Battery Dropped?


Is this battery still usable and safe? It was dropped.



No, and No. I would have it recycled immediately. There is definite internal damage, and if the plate separators fail, you have a shorted cell, which may overheat.

It is not safe to have that battery around.

Agreed, better safe than sorry with this kind of stuff.

This is one of the worst fall induced damages I have seen. I would take that battery to a recycler ASAP. As other have pointed out, the internal plates on that cell are near short and when that occurs, high heat and possible case failure will result. If you think you can safely discharge the battery prior to handling, I would recommend that. If you can connect it to an auto headlight until the battery is dead, you will have less chance for further case damage and acid spill.

That is definitely a no-go, get rid of it. My team had an issue with a battery 5 (wow it’s 5 years already?) years ago, we noticed that one of our bateries was unnaturally warm. It started swelling at the sides, and we immediately decided this was a potential hazzard. We put it outside in a snow pile away from buildings, and by the end of the meeting it had melted a 3’ radius in the snow. This was with the old style bateries, but regardless, you don’t take chances with chemicals. Get rid of it! (recycled, of course)

Wow. That is really cool. Scary to think what would have happened if you kept it, but still cool.

When the battery swells unchecked (like not putting it in the snow) the case seams usually come apart and the battery acid oozes out. If the temperature rises very rapidly, a far more violent case failure will occur. Regardless, the battery uses sulfuric acid. While this is somewhat diluted (typically about 30% acid) getting in your eyes nose or mouth (or other sensitive areas) will not be something you are likely to forget. If you get acid on your clothes, you may not notice a problem until after they are washed. Many fabrics will dissolve where they are touched by the acid.

In this particular case, only one cell will likely suffer from the damage, the one closest to the corner. If that cell swells internally, it may push against the plates in the next cell and cause a short there.

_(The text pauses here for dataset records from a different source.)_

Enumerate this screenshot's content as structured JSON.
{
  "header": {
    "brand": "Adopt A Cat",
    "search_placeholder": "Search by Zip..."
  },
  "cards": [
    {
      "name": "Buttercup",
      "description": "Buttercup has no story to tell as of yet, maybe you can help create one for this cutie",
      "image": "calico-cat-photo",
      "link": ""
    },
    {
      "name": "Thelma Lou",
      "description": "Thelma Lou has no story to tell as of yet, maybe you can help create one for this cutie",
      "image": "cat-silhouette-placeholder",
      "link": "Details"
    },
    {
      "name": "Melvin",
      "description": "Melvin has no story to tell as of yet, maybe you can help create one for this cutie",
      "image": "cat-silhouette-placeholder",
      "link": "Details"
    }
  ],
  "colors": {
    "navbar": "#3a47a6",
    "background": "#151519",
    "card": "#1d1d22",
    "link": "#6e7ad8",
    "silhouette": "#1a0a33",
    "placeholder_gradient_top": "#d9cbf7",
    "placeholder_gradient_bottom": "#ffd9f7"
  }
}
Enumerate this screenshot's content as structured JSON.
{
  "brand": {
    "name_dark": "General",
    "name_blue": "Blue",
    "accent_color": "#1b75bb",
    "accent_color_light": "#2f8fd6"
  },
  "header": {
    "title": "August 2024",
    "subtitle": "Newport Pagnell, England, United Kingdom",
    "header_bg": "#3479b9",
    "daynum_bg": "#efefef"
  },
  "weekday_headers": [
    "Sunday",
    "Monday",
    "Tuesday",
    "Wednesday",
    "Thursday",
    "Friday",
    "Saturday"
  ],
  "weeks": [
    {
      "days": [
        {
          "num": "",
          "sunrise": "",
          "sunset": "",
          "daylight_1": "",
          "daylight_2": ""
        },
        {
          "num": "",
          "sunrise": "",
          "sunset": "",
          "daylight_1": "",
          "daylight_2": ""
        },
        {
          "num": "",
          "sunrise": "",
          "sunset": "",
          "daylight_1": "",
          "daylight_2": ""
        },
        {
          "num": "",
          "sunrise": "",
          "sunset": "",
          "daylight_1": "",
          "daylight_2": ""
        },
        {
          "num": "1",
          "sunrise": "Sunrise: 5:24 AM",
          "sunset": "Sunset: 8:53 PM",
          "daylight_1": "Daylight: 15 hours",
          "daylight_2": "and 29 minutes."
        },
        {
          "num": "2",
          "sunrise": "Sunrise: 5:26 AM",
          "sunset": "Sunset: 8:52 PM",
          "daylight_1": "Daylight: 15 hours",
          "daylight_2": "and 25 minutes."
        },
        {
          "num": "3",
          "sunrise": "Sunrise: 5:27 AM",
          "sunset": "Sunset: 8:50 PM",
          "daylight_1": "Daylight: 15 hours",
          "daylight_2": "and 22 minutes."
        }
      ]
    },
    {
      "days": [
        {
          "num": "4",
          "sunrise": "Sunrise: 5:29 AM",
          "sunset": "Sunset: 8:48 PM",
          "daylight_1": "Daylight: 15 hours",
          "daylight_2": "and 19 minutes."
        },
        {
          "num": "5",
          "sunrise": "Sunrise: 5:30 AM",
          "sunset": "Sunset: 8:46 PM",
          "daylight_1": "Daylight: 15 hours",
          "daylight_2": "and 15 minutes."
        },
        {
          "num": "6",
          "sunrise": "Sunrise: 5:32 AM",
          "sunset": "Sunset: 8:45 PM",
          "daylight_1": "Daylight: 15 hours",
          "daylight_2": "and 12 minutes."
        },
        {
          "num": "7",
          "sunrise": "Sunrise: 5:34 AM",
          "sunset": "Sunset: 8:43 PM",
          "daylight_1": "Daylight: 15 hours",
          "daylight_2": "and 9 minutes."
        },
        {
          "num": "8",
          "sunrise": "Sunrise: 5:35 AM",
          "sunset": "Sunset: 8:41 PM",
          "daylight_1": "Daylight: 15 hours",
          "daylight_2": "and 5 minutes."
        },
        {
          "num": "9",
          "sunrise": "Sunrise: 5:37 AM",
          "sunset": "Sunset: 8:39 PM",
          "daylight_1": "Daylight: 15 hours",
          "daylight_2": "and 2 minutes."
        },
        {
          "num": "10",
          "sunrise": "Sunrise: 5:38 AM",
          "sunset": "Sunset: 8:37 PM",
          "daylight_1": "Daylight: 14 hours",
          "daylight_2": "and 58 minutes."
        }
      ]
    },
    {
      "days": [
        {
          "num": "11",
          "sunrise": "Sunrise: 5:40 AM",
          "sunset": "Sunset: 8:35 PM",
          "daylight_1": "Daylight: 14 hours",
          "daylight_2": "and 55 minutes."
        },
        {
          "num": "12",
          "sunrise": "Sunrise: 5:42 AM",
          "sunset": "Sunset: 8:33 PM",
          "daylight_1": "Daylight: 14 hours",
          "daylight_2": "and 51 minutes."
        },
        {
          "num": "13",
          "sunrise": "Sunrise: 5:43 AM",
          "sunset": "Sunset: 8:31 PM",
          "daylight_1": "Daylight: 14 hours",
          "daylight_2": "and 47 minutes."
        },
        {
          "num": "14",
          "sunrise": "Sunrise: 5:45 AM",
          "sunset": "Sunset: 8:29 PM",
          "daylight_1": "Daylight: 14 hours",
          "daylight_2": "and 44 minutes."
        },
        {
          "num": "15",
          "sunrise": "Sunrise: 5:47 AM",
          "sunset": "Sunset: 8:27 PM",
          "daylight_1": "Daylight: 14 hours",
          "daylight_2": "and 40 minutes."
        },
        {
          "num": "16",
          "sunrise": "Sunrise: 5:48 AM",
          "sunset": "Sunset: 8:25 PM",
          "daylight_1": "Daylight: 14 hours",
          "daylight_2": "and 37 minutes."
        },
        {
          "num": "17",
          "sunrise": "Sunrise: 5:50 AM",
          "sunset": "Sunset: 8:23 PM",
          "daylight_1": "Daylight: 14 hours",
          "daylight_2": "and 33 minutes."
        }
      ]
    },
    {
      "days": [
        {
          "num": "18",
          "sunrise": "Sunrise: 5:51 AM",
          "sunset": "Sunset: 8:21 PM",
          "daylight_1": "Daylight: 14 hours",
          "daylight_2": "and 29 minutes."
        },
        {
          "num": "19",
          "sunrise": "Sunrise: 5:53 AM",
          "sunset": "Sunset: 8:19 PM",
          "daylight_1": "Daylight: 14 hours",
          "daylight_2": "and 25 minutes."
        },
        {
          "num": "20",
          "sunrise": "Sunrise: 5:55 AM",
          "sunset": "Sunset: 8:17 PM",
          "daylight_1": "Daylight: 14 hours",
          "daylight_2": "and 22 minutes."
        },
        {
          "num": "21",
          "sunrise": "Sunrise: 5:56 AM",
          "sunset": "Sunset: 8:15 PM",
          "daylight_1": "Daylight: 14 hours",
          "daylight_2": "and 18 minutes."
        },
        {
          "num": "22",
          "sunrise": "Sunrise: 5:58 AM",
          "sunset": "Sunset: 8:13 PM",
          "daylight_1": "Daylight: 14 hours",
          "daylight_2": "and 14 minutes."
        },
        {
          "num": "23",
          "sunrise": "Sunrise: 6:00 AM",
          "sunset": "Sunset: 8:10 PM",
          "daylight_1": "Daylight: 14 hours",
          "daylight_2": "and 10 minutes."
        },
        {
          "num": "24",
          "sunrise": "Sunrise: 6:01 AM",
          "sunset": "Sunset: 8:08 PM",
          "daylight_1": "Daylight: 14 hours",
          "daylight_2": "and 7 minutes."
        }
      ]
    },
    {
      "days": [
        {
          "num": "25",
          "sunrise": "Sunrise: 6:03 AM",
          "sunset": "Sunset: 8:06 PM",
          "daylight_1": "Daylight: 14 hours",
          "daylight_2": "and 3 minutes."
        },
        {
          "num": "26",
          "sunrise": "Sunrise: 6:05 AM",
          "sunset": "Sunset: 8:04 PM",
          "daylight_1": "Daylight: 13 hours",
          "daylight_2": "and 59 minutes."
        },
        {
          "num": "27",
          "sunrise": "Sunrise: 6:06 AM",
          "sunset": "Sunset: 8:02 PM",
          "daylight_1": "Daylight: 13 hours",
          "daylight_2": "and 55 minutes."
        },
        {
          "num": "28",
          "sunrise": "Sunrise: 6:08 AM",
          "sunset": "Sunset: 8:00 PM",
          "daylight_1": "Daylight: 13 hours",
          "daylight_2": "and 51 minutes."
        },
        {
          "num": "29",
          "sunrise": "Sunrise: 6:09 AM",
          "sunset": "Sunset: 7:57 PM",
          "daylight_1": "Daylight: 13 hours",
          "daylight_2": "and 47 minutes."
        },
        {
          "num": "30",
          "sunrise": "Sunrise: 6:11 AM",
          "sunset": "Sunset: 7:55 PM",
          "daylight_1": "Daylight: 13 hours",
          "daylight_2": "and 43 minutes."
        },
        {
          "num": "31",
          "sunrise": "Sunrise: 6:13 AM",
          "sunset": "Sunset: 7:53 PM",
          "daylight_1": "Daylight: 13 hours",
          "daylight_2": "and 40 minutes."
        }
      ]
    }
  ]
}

hmmm… How many batteries would it take to clear a Minnesota driveway in January? :stuck_out_tongue:

Well, you could just use a large weather-proof heating element, but then again, the runoff could seep under your drive way, lawn, foundation, etc., refreeze (and expand), and cause much harder to fix issues than snow or ice above the ground…

:stuck_out_tongue: or maybe not:

It would only be good enough to actually find the driveway under the snow. The rest is up to you!